И я судьбу благословил,
Когда мой двор уединённый,
Печальным снегом занесённый,
Твой колокольчик огласил.
Молю святое Провиденье:
Да голос мой душе твоей
Дарует то же утешенье,
Да озарит он заточенье
Лучом лицейских ясных дней!

Александр Пушкин 1826

Друзья встретились в Михайловском в восемь часов утра 11 января (23-го по новому стилю) 1825 года и провели в разговорах весь день, вечер и часть ночи.
Приезд Пущина был для опального поэта огромным событием. Ведь даже родные не решались навестить ссыльного, они и Пущина отговаривали от поездки.
Нечаянная радость встречи озарила не только тот январский короткий день, но и многое, что ожидало друзей впереди. Когда через тридцать лет Иван Иванович Пущин возьмётся за перо, чтобы описать свидание с Пушкиным в Михайловском, в его рукописи будет сиять счастьем каждая буква. "Записки о Пушкине" ─ одно из самых светлых произведений, созданных в мемуарном жанре на русском языке.
Незадолго до расставания друзья вспомнили, как в Лицее переговаривались через тонкую деревянную перегородку. У Пущина была тринадцатая комната, у Пушкина ─ четырнадцатая. Это как раз посередине длинного коридора. С мальчишеской точки зрения, расположение выгодное ─ пока гувернёр идёт с того или другого конца, тебя об опасности предупредят соседи. А окно у Пушкина и Пущина было общее, перегородка делила его строго пополам.
Сохранились отзывы о лицеистах надзирателя Мартына Пилецкого, вот что он писал о 13-летнем Пущине:

"...Благородство, добродушие с мужеством и тонким честолюбием, особенно же рассудительность ─ суть отличные его качества".

Кто мог знать тогда, как пригодятся Ивану и это мужество, и эта рассудительность...
В Михайловское тринадцатый номер привёз четырнадцатому три бутылки шампанского Клико, рукопись "Горе от ума", письмо от Рылеева, гостинцы от дядюшки Василия Львовича, множество новостей, а увёз начало поэмы "Цыганы", письма... Уехал после полуночи, в три часа 12 января.

"...Ямщик уже запряг лошадей, колоколец брякнул у крыльца, на часах ударило три. Мы ещё чокнулись стаканами, но грустно пилось: как будто чувствовалось, что последний раз вместе пьём, и пьём на вечную разлуку! Молча я набросил на плечи шубу и убежал в сани. Пушкин ещё что-то говорил мне вслед; ничего не слыша, я глядел на него: он остановился на крыльце со свечой в руке. Кони рванули под гору. Послышалось: "Прощай, друг!" Ворота скрипнули за мной..."
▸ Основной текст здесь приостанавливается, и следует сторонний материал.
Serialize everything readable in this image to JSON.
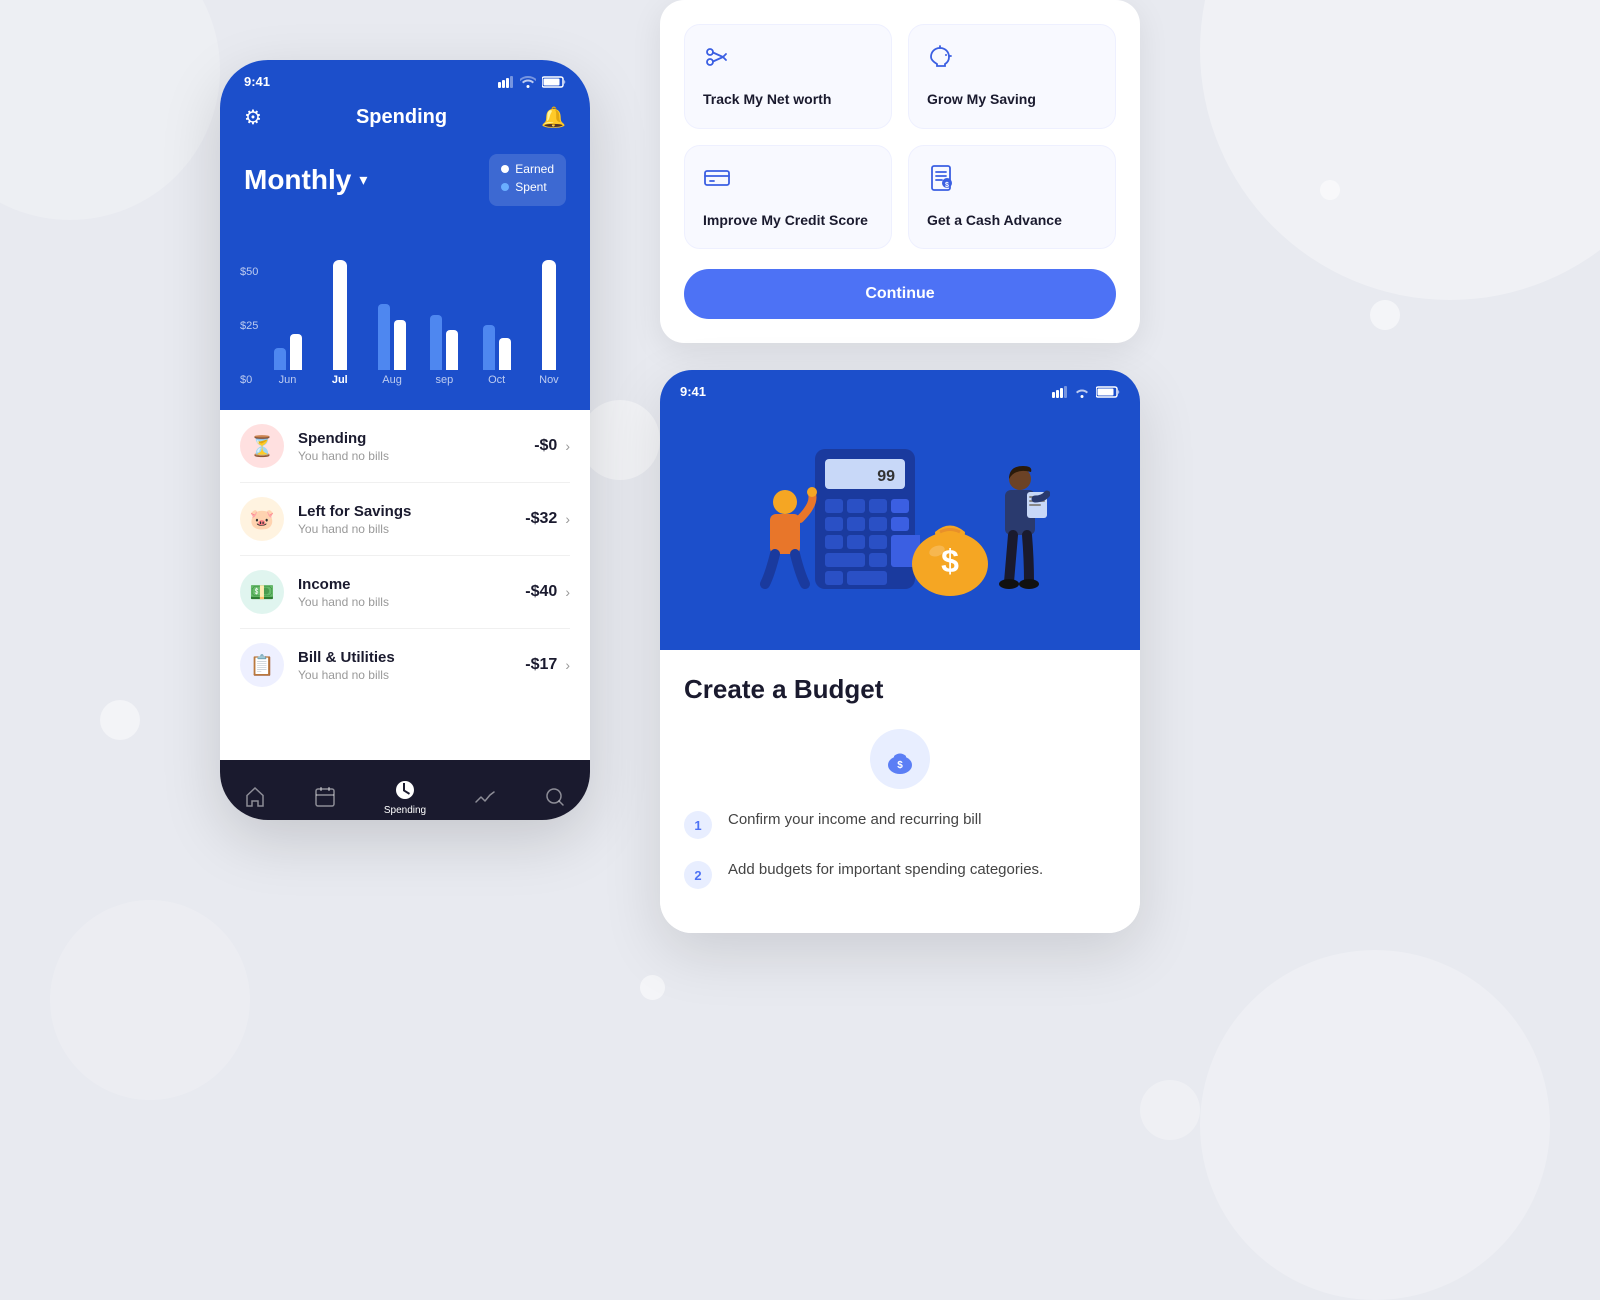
{
  "background": {
    "color": "#e8eaf0"
  },
  "phone_left": {
    "status_bar": {
      "time": "9:41",
      "signal": "▌▌▌",
      "wifi": "wifi",
      "battery": "battery"
    },
    "header": {
      "title": "Spending",
      "settings_icon": "⚙",
      "bell_icon": "🔔"
    },
    "monthly": {
      "label": "Monthly",
      "dropdown_icon": "▾"
    },
    "legend": {
      "earned_label": "Earned",
      "spent_label": "Spent",
      "earned_color": "#ffffff",
      "spent_color": "#6aaeff"
    },
    "chart": {
      "y_labels": [
        "$0",
        "$25",
        "$50"
      ],
      "bars": [
        {
          "month": "Jun",
          "active": false,
          "white_h": 40,
          "blue_h": 20
        },
        {
          "month": "Jul",
          "active": true,
          "white_h": 110,
          "blue_h": 0
        },
        {
          "month": "Aug",
          "active": false,
          "white_h": 55,
          "blue_h": 70
        },
        {
          "month": "sep",
          "active": false,
          "white_h": 45,
          "blue_h": 60
        },
        {
          "month": "Oct",
          "active": false,
          "white_h": 35,
          "blue_h": 50
        },
        {
          "month": "Nov",
          "active": false,
          "white_h": 110,
          "blue_h": 0
        }
      ]
    },
    "expenses": [
      {
        "name": "Spending",
        "sub": "You hand no bills",
        "amount": "-$0",
        "icon": "⏳",
        "icon_bg": "#ffe0e0"
      },
      {
        "name": "Left for Savings",
        "sub": "You hand no bills",
        "amount": "-$32",
        "icon": "💰",
        "icon_bg": "#fff3e0"
      },
      {
        "name": "Income",
        "sub": "You hand no bills",
        "amount": "-$40",
        "icon": "💵",
        "icon_bg": "#e0f5ef"
      },
      {
        "name": "Bill & Utilities",
        "sub": "You hand no bills",
        "amount": "-$17",
        "icon": "📋",
        "icon_bg": "#eef0ff"
      }
    ],
    "bottom_nav": [
      {
        "icon": "🏠",
        "label": "",
        "active": false
      },
      {
        "icon": "📅",
        "label": "",
        "active": false
      },
      {
        "icon": "📊",
        "label": "Spending",
        "active": true
      },
      {
        "icon": "📈",
        "label": "",
        "active": false
      },
      {
        "icon": "🔍",
        "label": "",
        "active": false
      }
    ]
  },
  "goals_card": {
    "items": [
      {
        "icon": "✂",
        "text": "Track My Net worth"
      },
      {
        "icon": "🐷",
        "text": "Grow My Saving"
      },
      {
        "icon": "💳",
        "text": "Improve My Credit Score"
      },
      {
        "icon": "📄",
        "text": "Get a Cash Advance"
      }
    ],
    "continue_label": "Continue"
  },
  "phone_right": {
    "status_bar": {
      "time": "9:41"
    },
    "illustration_number": "99",
    "dollar_symbol": "$",
    "body": {
      "title": "Create a Budget",
      "bag_icon": "💰",
      "steps": [
        {
          "num": "1",
          "text": "Confirm your income and recurring bill"
        },
        {
          "num": "2",
          "text": "Add budgets for important spending  categories."
        }
      ]
    }
  }
}
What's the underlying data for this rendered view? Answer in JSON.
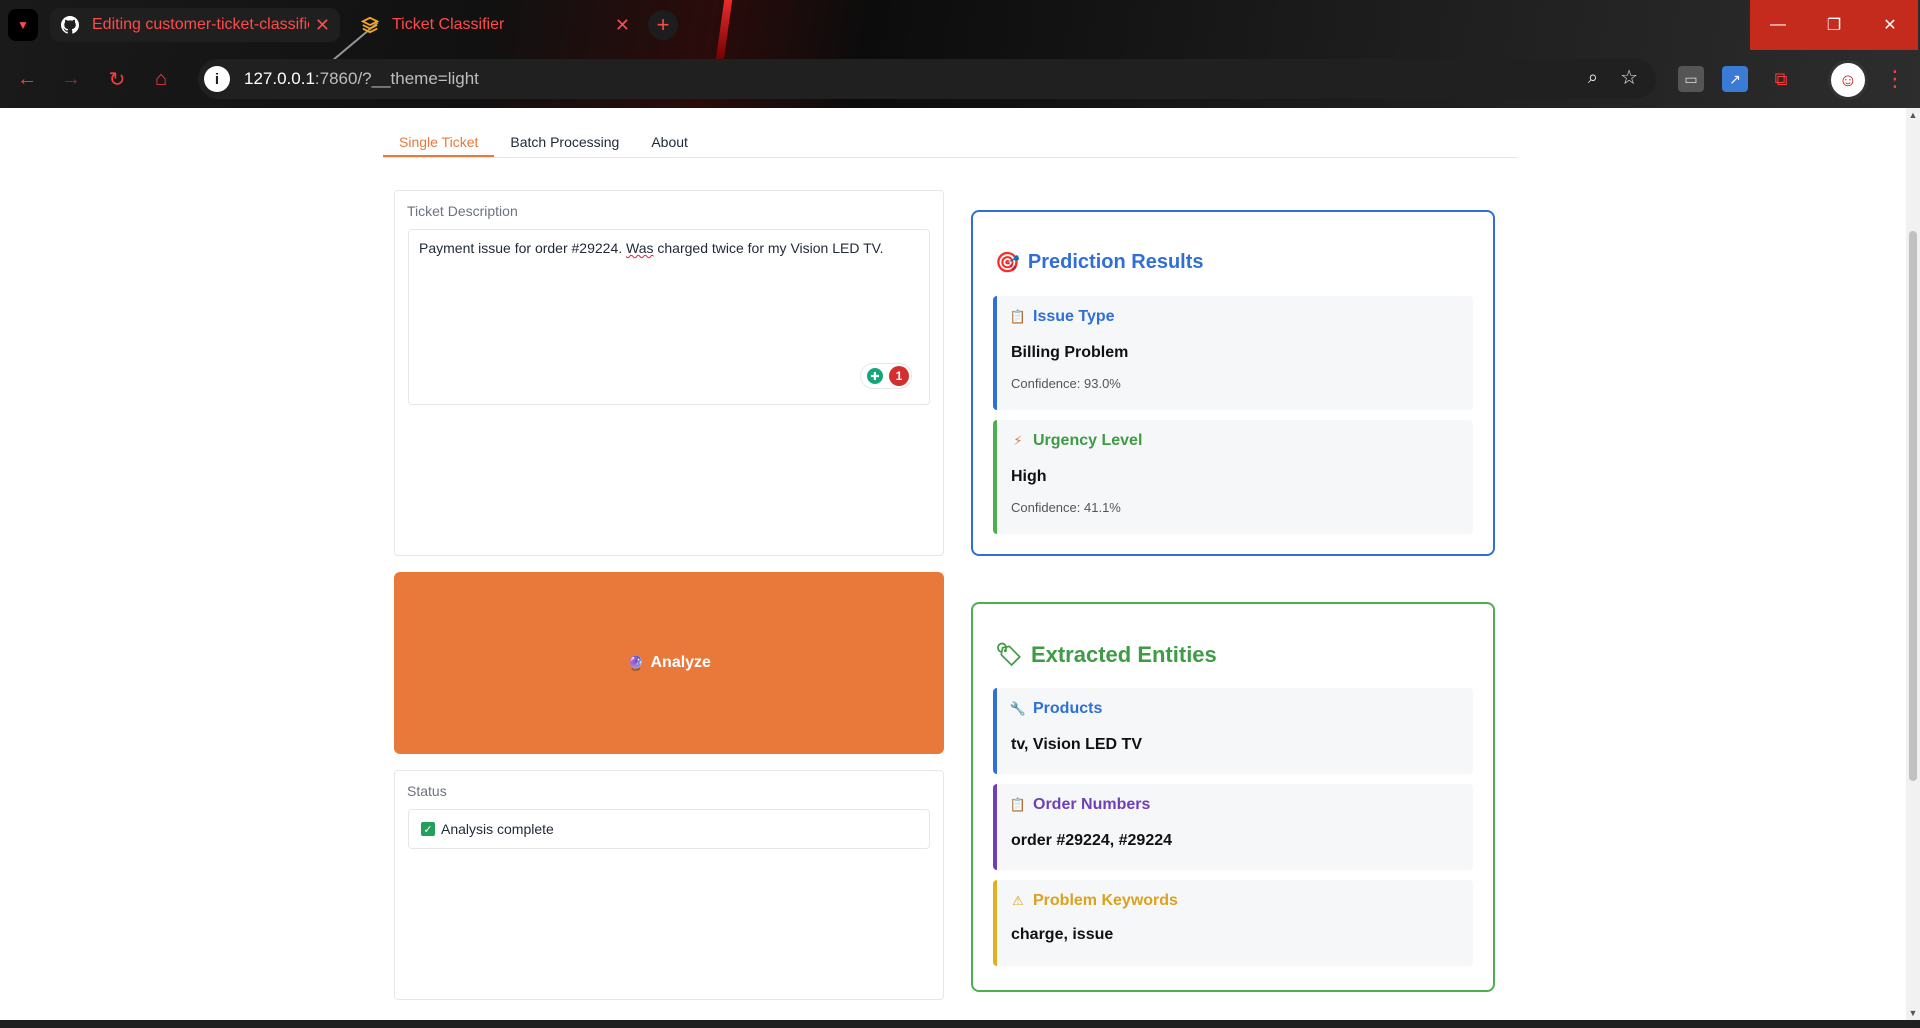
{
  "browser": {
    "tabs": [
      {
        "title": "Editing customer-ticket-classifie",
        "icon": "github-icon"
      },
      {
        "title": "Ticket Classifier",
        "icon": "layers-icon"
      }
    ],
    "url_host": "127.0.0.1",
    "url_rest": ":7860/?__theme=light"
  },
  "app": {
    "tabs": [
      "Single Ticket",
      "Batch Processing",
      "About"
    ],
    "active_tab": "Single Ticket",
    "description_label": "Ticket Description",
    "description_before": "Payment issue for order #29224. ",
    "description_misspelled": "Was",
    "description_after": " charged twice for my Vision LED TV.",
    "grammarly_count": "1",
    "analyze_label": "Analyze",
    "status_label": "Status",
    "status_value": "Analysis complete"
  },
  "prediction": {
    "title": "Prediction Results",
    "issue_type_label": "Issue Type",
    "issue_type_value": "Billing Problem",
    "issue_type_confidence": "Confidence: 93.0%",
    "urgency_label": "Urgency Level",
    "urgency_value": "High",
    "urgency_confidence": "Confidence: 41.1%"
  },
  "entities": {
    "title": "Extracted Entities",
    "products_label": "Products",
    "products_value": "tv, Vision LED TV",
    "orders_label": "Order Numbers",
    "orders_value": "order #29224, #29224",
    "keywords_label": "Problem Keywords",
    "keywords_value": "charge, issue"
  },
  "colors": {
    "accent_orange": "#e8793a",
    "blue": "#2f6fd6",
    "green": "#4caf50",
    "purple": "#6f3fb8",
    "yellow": "#e0b020"
  }
}
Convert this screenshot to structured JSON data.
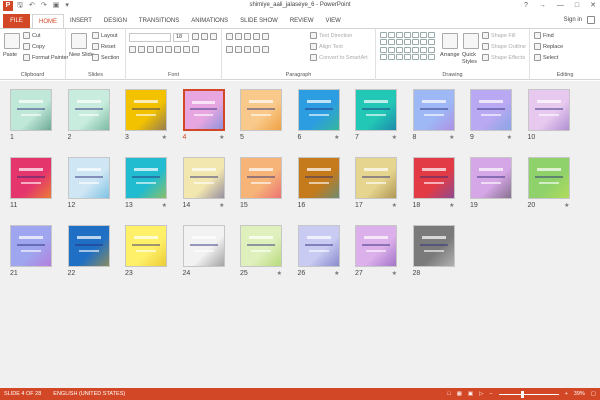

Когда Пушкин возьмётся дописывать своё послание Пущину, тот уже почти год как будет в заключении ─ сначала в Петропавловской, а потом в Шлиссельбургской крепости. После приговора Ивана Пущина и Вильгельма Кюхельбекера вычеркнут из "Памятной книжки Лицея", как если бы их вовсе не было.
В октябре 1827 года Пущина, закованного в ручные и ножные кандалы, отправят по этапу в Читинский острог. Дорога заняла три месяца.

"В самый день моего приезда в Читу призывает меня к частоколу Александра Григорьевна Муравьёва и отдаёт листок бумаги, на котором неизвестною рукой написано было: "Мой первый друг, мой друг бесценный!.."

Это было в начале 1828 года. А подлинник стихотворения Пущин увидел лишь в 1842 году.

Дмитрий Шеваров "Родина", №5, 2016

Иллюстрация ─ Николай Ге. "Александр Сергеевич Пушкин в селе Михайловском" (1875): Пушкин и Пущин за чтением "Горя от ума".